Nous sommes en décembre, l’hiver nous fera entrer bientôt en 2021, les saisons se sentent désarmées face aux nombres, nous aurions dû chérir davantage les saisons que les nombres, c’est un peu tard maintenant. Cette année, Marcel est mort, l’écriture a perdu un de ses grands maîtres. La voici hagarde. Quant à la littérature, j’ignore ce que c’est ; le régime des parleurs n’en finit pas de ses bruits de bouches.
J’ai connu Marcel sans jamais me croire son familier, je ne l’étais pas. D’ailleurs je le voyais rarement, ne suis pas Parisien. Cette précision pour indiquer aussi que je n’ai pas été le témoin de sa période la plus féroce. C’est un homme presque apaisé que j’ai pu entendre et voir, et travaillant beaucoup, occupé à la seule écriture, ne parlant que d’elle et de ses effets.
Il m’avait donné sa confiance, j’ai tâché de ne pas le trahir, même si je l’ai quelque peu déçu par mon manque d’endurance, ma volatilité. Il eût aimé que je devinsse véritablement un éditeur, puisqu’il avait eu la saugrenuité de m’introniser tel. Je l’ai été quelque temps, par fidélité à un ami disparu et par fraternité avec ceux qu’il avait aimés, Marcel était l’un d’eux. La réédition du Bord de mort et puis ce texte que j’avais osé lui commander, avec des consignes assez précises, qu’il avait respectées scrupuleusement : Tectonique des corps 1.
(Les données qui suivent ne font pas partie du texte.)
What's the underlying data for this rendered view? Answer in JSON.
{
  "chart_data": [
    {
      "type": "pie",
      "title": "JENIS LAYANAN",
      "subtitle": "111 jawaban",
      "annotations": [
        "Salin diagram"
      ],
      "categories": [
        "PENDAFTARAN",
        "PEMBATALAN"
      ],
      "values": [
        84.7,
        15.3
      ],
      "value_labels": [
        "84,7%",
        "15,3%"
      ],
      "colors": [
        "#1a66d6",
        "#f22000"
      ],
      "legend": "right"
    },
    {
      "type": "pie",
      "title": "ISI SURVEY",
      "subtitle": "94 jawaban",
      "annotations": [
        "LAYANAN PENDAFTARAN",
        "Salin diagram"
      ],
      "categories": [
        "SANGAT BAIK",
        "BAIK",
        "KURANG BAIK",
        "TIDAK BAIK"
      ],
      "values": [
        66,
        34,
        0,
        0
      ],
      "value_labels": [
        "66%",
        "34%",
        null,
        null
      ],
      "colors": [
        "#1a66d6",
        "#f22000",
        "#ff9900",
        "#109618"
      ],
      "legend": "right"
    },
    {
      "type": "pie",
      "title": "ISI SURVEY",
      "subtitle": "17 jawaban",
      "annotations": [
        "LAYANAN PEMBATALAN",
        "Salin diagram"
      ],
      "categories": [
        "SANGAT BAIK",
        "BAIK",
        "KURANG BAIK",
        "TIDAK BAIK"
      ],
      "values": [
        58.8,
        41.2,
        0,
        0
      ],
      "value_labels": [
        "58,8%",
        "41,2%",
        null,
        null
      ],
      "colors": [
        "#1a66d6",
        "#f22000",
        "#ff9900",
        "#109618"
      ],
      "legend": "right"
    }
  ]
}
Avec Marcel, à l’accompagner, à le constater et à le lire, bien sûr, on saisissait combien l’écriture, la sienne du moins, autant qu’elle gronde, est performative dans son essence, combien elle est moins là pour rapporter des faits, dérouler des récits, des fables, ou même des idées ou des ressorts d’avenir, qu’elle n’est elle-même organisme, objet, découverte, révolution ou futur. L’écriture n’est plus seulement véhicule, elle se fait aussi bien élément de transcendance, car les mots prononcent la personne parlante qui alors se singularise à l’extrême, incroyablement débarrassée des opinions et de la raison. Il y a convulsion pour de vrai, Breton n’est plus à côté qu’un pâtre précieux. Bourru, nerveux, rageur, le cheval-écriture a souvent les traits du taureau, avec ce t tombé du toit qui prend parfois la place du m pour mieux fulminer. C’est que, de son retrait de Belgique ou de Rivoli, Marcel a lutté sans défense et sans alibi contre un gigantesque aréopage, le monde certifié, celui de la « pensée pensée » et du raffinement intéressé, dans une sorte de paranoïa très voulue et très maîtrisée, parfaitement arbitrée en soi, qui explique seule une telle puissance, une telle détermination, un tel pouvoir accordé aux mots, parce que vérifié, ensuite dispensé en forces profuses.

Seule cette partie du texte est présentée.